Stette un attimo a pensare al da farsi. Si rendeva perfettamente conto che poteva passare molto tempo prima che qualcuno, l’ultima domenica di carnevale, potesse accorgersi di lui.
La ferita al  petto, intanto, stava sanguinando ed egli si impose di restare calmo, ma di trovare presto un modo per trarsi  fuori di quell’impiccio e per prima cosa fasciò più strettamente la ferita.
“Non perdere la calma, Dario… Sai cosa devi fare… l’unica cosa da fare…”
Raccolse tutti i pensieri, poi, uno alla volta li scacciò tutti dalla mente. Fissò gli occhi su un punto del pavimento e cominciò a contare:
“Sei… cinque… quattro… -  e mentre la voce riempiva la stanza e penetrava nelle orecchie, la mente  cercava di visualizzare i numeri  - … tre… due…”
I numeri erano l’unica cosa che occupavano la sua mente.
“… uno…”
Un numero gigantesco che la mente era riuscita a fissare. Null’altro.
Vuoto!
Vuoto intorno al numero. Vuoto  intorno a lui:
Leggerezza. Il corpo parve diventare leggero. Sempre più leggero. Pareva aleggiare nell’aria, all’interno di un tunnel… un enorme tunnel nero.
In fondo al tunnel ecco comparire un luce bianca, ma assai fioca: appena un bagliore.
Non sentiva più alcun dolore fisico, ma una profonda angoscia cominciò pian piano ad avvilupparlo. Si sentiva prigioniero di quel gorgo scuro che gli si faceva sempre più stretto intorno, Come un sudario.

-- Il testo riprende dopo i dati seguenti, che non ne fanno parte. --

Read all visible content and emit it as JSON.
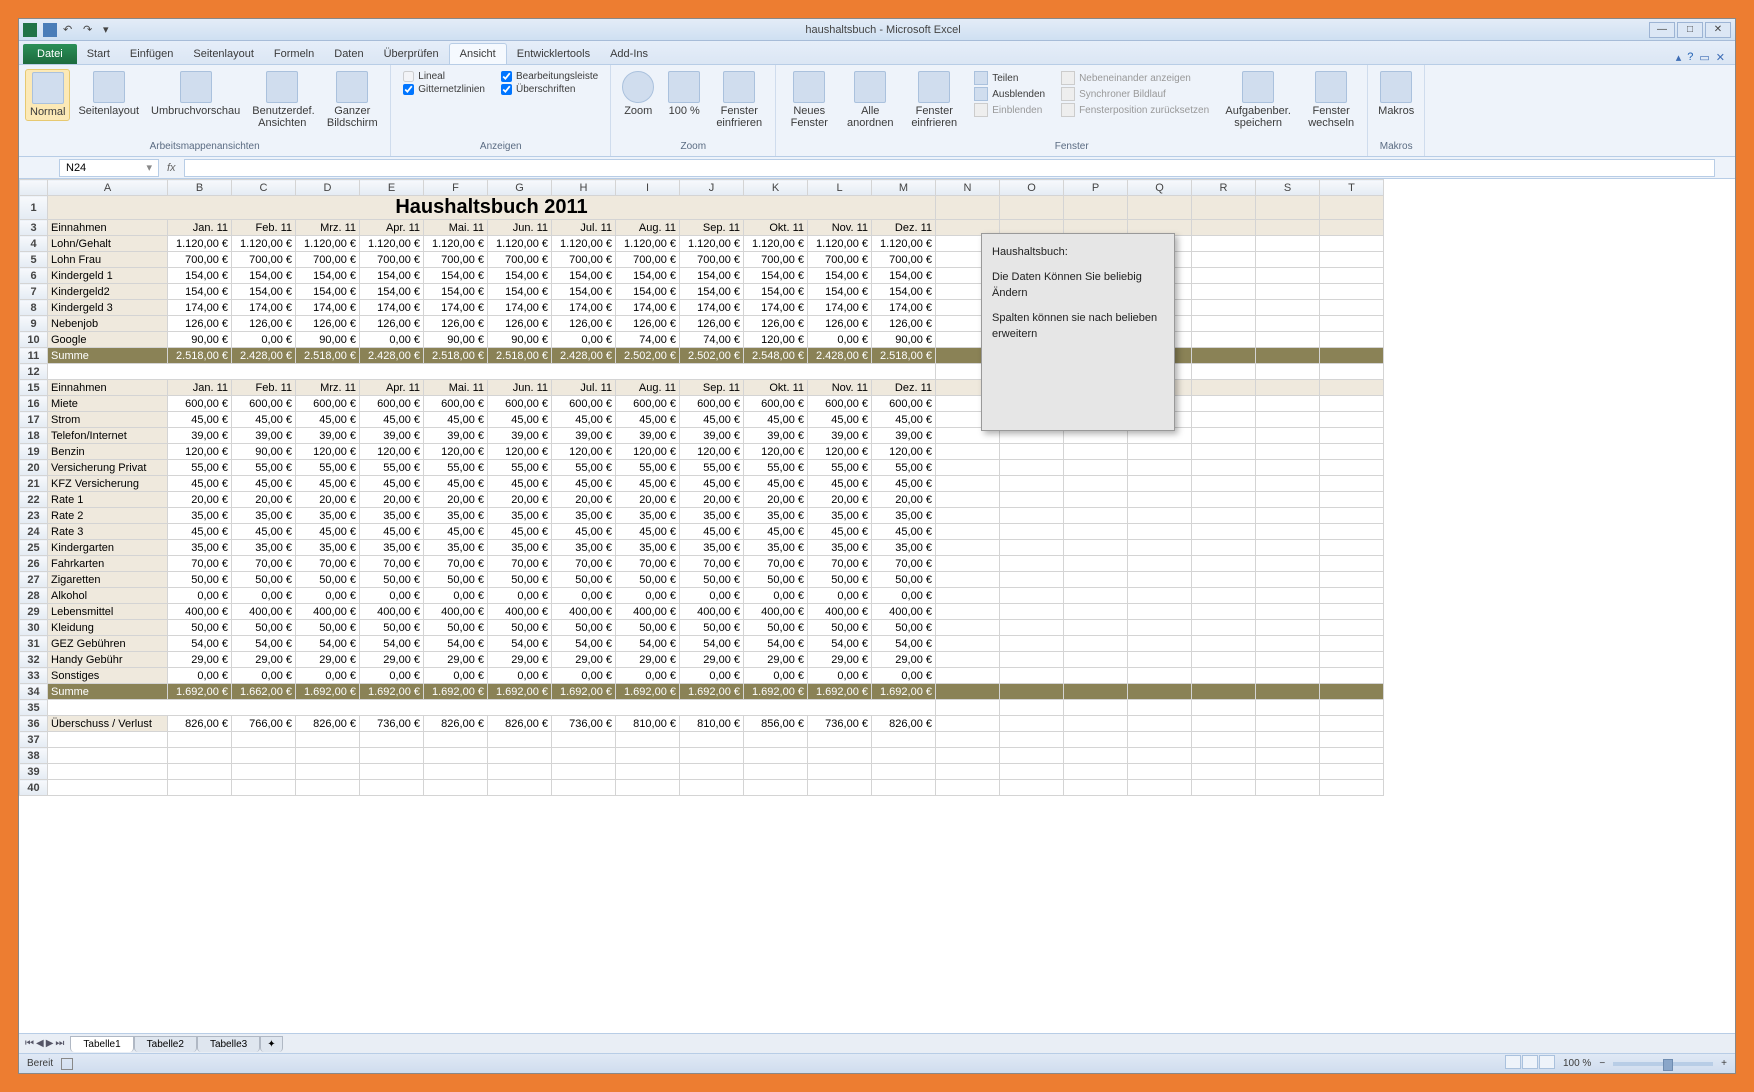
{
  "app": {
    "title": "haushaltsbuch - Microsoft Excel"
  },
  "qat": {
    "save": "💾",
    "undo": "↶",
    "redo": "↷"
  },
  "tabs": {
    "file": "Datei",
    "start": "Start",
    "einfuegen": "Einfügen",
    "seitenlayout": "Seitenlayout",
    "formeln": "Formeln",
    "daten": "Daten",
    "ueberpruefen": "Überprüfen",
    "ansicht": "Ansicht",
    "entwickler": "Entwicklertools",
    "addins": "Add-Ins"
  },
  "ribbon": {
    "group1": {
      "label": "Arbeitsmappenansichten",
      "normal": "Normal",
      "seitenlayout": "Seitenlayout",
      "umbruch": "Umbruchvorschau",
      "benutzer": "Benutzerdef. Ansichten",
      "ganzer": "Ganzer Bildschirm"
    },
    "group2": {
      "label": "Anzeigen",
      "lineal": "Lineal",
      "bearbeitungsleiste": "Bearbeitungsleiste",
      "gitter": "Gitternetzlinien",
      "ueberschriften": "Überschriften"
    },
    "group3": {
      "label": "Zoom",
      "zoom": "Zoom",
      "z100": "100 %",
      "fenster_einfrieren": "Fenster einfrieren"
    },
    "group4": {
      "label": "Fenster",
      "neues": "Neues Fenster",
      "alle": "Alle anordnen",
      "einfrieren": "Fenster einfrieren",
      "teilen": "Teilen",
      "ausblenden": "Ausblenden",
      "einblenden": "Einblenden",
      "nebeneinander": "Nebeneinander anzeigen",
      "synchron": "Synchroner Bildlauf",
      "position": "Fensterposition zurücksetzen",
      "aufgaben": "Aufgabenber. speichern",
      "wechseln": "Fenster wechseln"
    },
    "group5": {
      "label": "Makros",
      "makros": "Makros"
    }
  },
  "namebox": "N24",
  "columns": [
    "",
    "A",
    "B",
    "C",
    "D",
    "E",
    "F",
    "G",
    "H",
    "I",
    "J",
    "K",
    "L",
    "M",
    "N",
    "O",
    "P",
    "Q",
    "R",
    "S",
    "T"
  ],
  "title_cell": "Haushaltsbuch 2011",
  "months": [
    "Jan. 11",
    "Feb. 11",
    "Mrz. 11",
    "Apr. 11",
    "Mai. 11",
    "Jun. 11",
    "Jul. 11",
    "Aug. 11",
    "Sep. 11",
    "Okt. 11",
    "Nov. 11",
    "Dez. 11"
  ],
  "section1": {
    "header": "Einnahmen",
    "rows": [
      {
        "label": "Lohn/Gehalt",
        "v": [
          "1.120,00 €",
          "1.120,00 €",
          "1.120,00 €",
          "1.120,00 €",
          "1.120,00 €",
          "1.120,00 €",
          "1.120,00 €",
          "1.120,00 €",
          "1.120,00 €",
          "1.120,00 €",
          "1.120,00 €",
          "1.120,00 €"
        ]
      },
      {
        "label": "Lohn Frau",
        "v": [
          "700,00 €",
          "700,00 €",
          "700,00 €",
          "700,00 €",
          "700,00 €",
          "700,00 €",
          "700,00 €",
          "700,00 €",
          "700,00 €",
          "700,00 €",
          "700,00 €",
          "700,00 €"
        ]
      },
      {
        "label": "Kindergeld 1",
        "v": [
          "154,00 €",
          "154,00 €",
          "154,00 €",
          "154,00 €",
          "154,00 €",
          "154,00 €",
          "154,00 €",
          "154,00 €",
          "154,00 €",
          "154,00 €",
          "154,00 €",
          "154,00 €"
        ]
      },
      {
        "label": "Kindergeld2",
        "v": [
          "154,00 €",
          "154,00 €",
          "154,00 €",
          "154,00 €",
          "154,00 €",
          "154,00 €",
          "154,00 €",
          "154,00 €",
          "154,00 €",
          "154,00 €",
          "154,00 €",
          "154,00 €"
        ]
      },
      {
        "label": "Kindergeld 3",
        "v": [
          "174,00 €",
          "174,00 €",
          "174,00 €",
          "174,00 €",
          "174,00 €",
          "174,00 €",
          "174,00 €",
          "174,00 €",
          "174,00 €",
          "174,00 €",
          "174,00 €",
          "174,00 €"
        ]
      },
      {
        "label": "Nebenjob",
        "v": [
          "126,00 €",
          "126,00 €",
          "126,00 €",
          "126,00 €",
          "126,00 €",
          "126,00 €",
          "126,00 €",
          "126,00 €",
          "126,00 €",
          "126,00 €",
          "126,00 €",
          "126,00 €"
        ]
      },
      {
        "label": "Google",
        "v": [
          "90,00 €",
          "0,00 €",
          "90,00 €",
          "0,00 €",
          "90,00 €",
          "90,00 €",
          "0,00 €",
          "74,00 €",
          "74,00 €",
          "120,00 €",
          "0,00 €",
          "90,00 €"
        ]
      }
    ],
    "sum": {
      "label": "Summe",
      "v": [
        "2.518,00 €",
        "2.428,00 €",
        "2.518,00 €",
        "2.428,00 €",
        "2.518,00 €",
        "2.518,00 €",
        "2.428,00 €",
        "2.502,00 €",
        "2.502,00 €",
        "2.548,00 €",
        "2.428,00 €",
        "2.518,00 €"
      ]
    }
  },
  "section2": {
    "header": "Einnahmen",
    "rows": [
      {
        "label": "Miete",
        "v": [
          "600,00 €",
          "600,00 €",
          "600,00 €",
          "600,00 €",
          "600,00 €",
          "600,00 €",
          "600,00 €",
          "600,00 €",
          "600,00 €",
          "600,00 €",
          "600,00 €",
          "600,00 €"
        ]
      },
      {
        "label": "Strom",
        "v": [
          "45,00 €",
          "45,00 €",
          "45,00 €",
          "45,00 €",
          "45,00 €",
          "45,00 €",
          "45,00 €",
          "45,00 €",
          "45,00 €",
          "45,00 €",
          "45,00 €",
          "45,00 €"
        ]
      },
      {
        "label": "Telefon/Internet",
        "v": [
          "39,00 €",
          "39,00 €",
          "39,00 €",
          "39,00 €",
          "39,00 €",
          "39,00 €",
          "39,00 €",
          "39,00 €",
          "39,00 €",
          "39,00 €",
          "39,00 €",
          "39,00 €"
        ]
      },
      {
        "label": "Benzin",
        "v": [
          "120,00 €",
          "90,00 €",
          "120,00 €",
          "120,00 €",
          "120,00 €",
          "120,00 €",
          "120,00 €",
          "120,00 €",
          "120,00 €",
          "120,00 €",
          "120,00 €",
          "120,00 €"
        ]
      },
      {
        "label": "Versicherung Privat",
        "v": [
          "55,00 €",
          "55,00 €",
          "55,00 €",
          "55,00 €",
          "55,00 €",
          "55,00 €",
          "55,00 €",
          "55,00 €",
          "55,00 €",
          "55,00 €",
          "55,00 €",
          "55,00 €"
        ]
      },
      {
        "label": "KFZ Versicherung",
        "v": [
          "45,00 €",
          "45,00 €",
          "45,00 €",
          "45,00 €",
          "45,00 €",
          "45,00 €",
          "45,00 €",
          "45,00 €",
          "45,00 €",
          "45,00 €",
          "45,00 €",
          "45,00 €"
        ]
      },
      {
        "label": "Rate 1",
        "v": [
          "20,00 €",
          "20,00 €",
          "20,00 €",
          "20,00 €",
          "20,00 €",
          "20,00 €",
          "20,00 €",
          "20,00 €",
          "20,00 €",
          "20,00 €",
          "20,00 €",
          "20,00 €"
        ]
      },
      {
        "label": "Rate 2",
        "v": [
          "35,00 €",
          "35,00 €",
          "35,00 €",
          "35,00 €",
          "35,00 €",
          "35,00 €",
          "35,00 €",
          "35,00 €",
          "35,00 €",
          "35,00 €",
          "35,00 €",
          "35,00 €"
        ]
      },
      {
        "label": "Rate 3",
        "v": [
          "45,00 €",
          "45,00 €",
          "45,00 €",
          "45,00 €",
          "45,00 €",
          "45,00 €",
          "45,00 €",
          "45,00 €",
          "45,00 €",
          "45,00 €",
          "45,00 €",
          "45,00 €"
        ]
      },
      {
        "label": "Kindergarten",
        "v": [
          "35,00 €",
          "35,00 €",
          "35,00 €",
          "35,00 €",
          "35,00 €",
          "35,00 €",
          "35,00 €",
          "35,00 €",
          "35,00 €",
          "35,00 €",
          "35,00 €",
          "35,00 €"
        ]
      },
      {
        "label": "Fahrkarten",
        "v": [
          "70,00 €",
          "70,00 €",
          "70,00 €",
          "70,00 €",
          "70,00 €",
          "70,00 €",
          "70,00 €",
          "70,00 €",
          "70,00 €",
          "70,00 €",
          "70,00 €",
          "70,00 €"
        ]
      },
      {
        "label": "Zigaretten",
        "v": [
          "50,00 €",
          "50,00 €",
          "50,00 €",
          "50,00 €",
          "50,00 €",
          "50,00 €",
          "50,00 €",
          "50,00 €",
          "50,00 €",
          "50,00 €",
          "50,00 €",
          "50,00 €"
        ]
      },
      {
        "label": "Alkohol",
        "v": [
          "0,00 €",
          "0,00 €",
          "0,00 €",
          "0,00 €",
          "0,00 €",
          "0,00 €",
          "0,00 €",
          "0,00 €",
          "0,00 €",
          "0,00 €",
          "0,00 €",
          "0,00 €"
        ]
      },
      {
        "label": "Lebensmittel",
        "v": [
          "400,00 €",
          "400,00 €",
          "400,00 €",
          "400,00 €",
          "400,00 €",
          "400,00 €",
          "400,00 €",
          "400,00 €",
          "400,00 €",
          "400,00 €",
          "400,00 €",
          "400,00 €"
        ]
      },
      {
        "label": "Kleidung",
        "v": [
          "50,00 €",
          "50,00 €",
          "50,00 €",
          "50,00 €",
          "50,00 €",
          "50,00 €",
          "50,00 €",
          "50,00 €",
          "50,00 €",
          "50,00 €",
          "50,00 €",
          "50,00 €"
        ]
      },
      {
        "label": "GEZ Gebühren",
        "v": [
          "54,00 €",
          "54,00 €",
          "54,00 €",
          "54,00 €",
          "54,00 €",
          "54,00 €",
          "54,00 €",
          "54,00 €",
          "54,00 €",
          "54,00 €",
          "54,00 €",
          "54,00 €"
        ]
      },
      {
        "label": "Handy Gebühr",
        "v": [
          "29,00 €",
          "29,00 €",
          "29,00 €",
          "29,00 €",
          "29,00 €",
          "29,00 €",
          "29,00 €",
          "29,00 €",
          "29,00 €",
          "29,00 €",
          "29,00 €",
          "29,00 €"
        ]
      },
      {
        "label": "Sonstiges",
        "v": [
          "0,00 €",
          "0,00 €",
          "0,00 €",
          "0,00 €",
          "0,00 €",
          "0,00 €",
          "0,00 €",
          "0,00 €",
          "0,00 €",
          "0,00 €",
          "0,00 €",
          "0,00 €"
        ]
      }
    ],
    "sum": {
      "label": "Summe",
      "v": [
        "1.692,00 €",
        "1.662,00 €",
        "1.692,00 €",
        "1.692,00 €",
        "1.692,00 €",
        "1.692,00 €",
        "1.692,00 €",
        "1.692,00 €",
        "1.692,00 €",
        "1.692,00 €",
        "1.692,00 €",
        "1.692,00 €"
      ]
    }
  },
  "ueberschuss": {
    "label": "Überschuss / Verlust",
    "v": [
      "826,00 €",
      "766,00 €",
      "826,00 €",
      "736,00 €",
      "826,00 €",
      "826,00 €",
      "736,00 €",
      "810,00 €",
      "810,00 €",
      "856,00 €",
      "736,00 €",
      "826,00 €"
    ]
  },
  "note": {
    "title": "Haushaltsbuch:",
    "line1": "Die Daten Können Sie beliebig Ändern",
    "line2": "Spalten können sie nach belieben erweitern"
  },
  "sheets": {
    "t1": "Tabelle1",
    "t2": "Tabelle2",
    "t3": "Tabelle3"
  },
  "status": {
    "ready": "Bereit",
    "zoom": "100 %"
  }
}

Resistete all’angoscia, lo sguardo della mente sempre fisso su quel lieve bagliore laggiù che la sua ostinazione a resistere avvicinava sempre un po’ di più.. fino a farsi vivo, abbagliante e vicino.
Un ultimo sforzo di volontà e il tunnel lo lasciò andare ed egli si ritrovò nella luce.

Coriandoli, maschere, costumi… aria di festa, clamore… i carri erano pronti a sfilare, le loro allegorie erano divertenti e pungenti: satira politica, attualità, personaggi, eventi storici.
Ad aprire la sfilata doveva essere un carro dall’addobbo inequivocabile: il faraone Trhut-ank-Ammon.
Sarcofagi, mummie, ventagli di piume schiavi, principesse ed ancelle… non mancava nessuno, fatta eccezione del protagonista principale e cioè Thut-ank-Ammon.
“Ma dove si sarà cacciato Dario? - Ankhsenammon , la consorte di Thut-ank-Ammon, una bella ragazza bruna truccata alla maniera degli antichi egizi, stava fremendo – Qualcuno ha visto Dario?”
“Era con me al  bowling. – rispose uno degli  schiavi , anche lui acconciato alla maniera egizia – Ma l’ho visto andar via molto prima di me per venire qui.”
“Qui  non si è visto ancora.” replicò la ragazza.
“Non è da lui. – puntualizzò il ragazzo – E’ sempre così preciso  e puntuale… Alle prove era sempre il primo a presentarsi…”
“Non gli sarà successo qualcosa?” si preoccupò qualcuno.
“Il traffico, forse… “ rispose qualcun altro e qualcun altro ancora suggerì:
“Chiamate a casa sua”
Intanto l’organizzatore della manifestazione dava l’ultimatum:
“Se non arriva entro cinque minuti, quel benedetto ragazzo può darci un taglio… a questa sfilata.”
“Ma come facciamo senza di lui? Il carro di Thut-ank-Ammon senza Thut-ank-Ammon?… Il costume ce l’ha lui.”
“Non possiamo aspettare i suoi comodi.” continuavano a fioccare  le proteste.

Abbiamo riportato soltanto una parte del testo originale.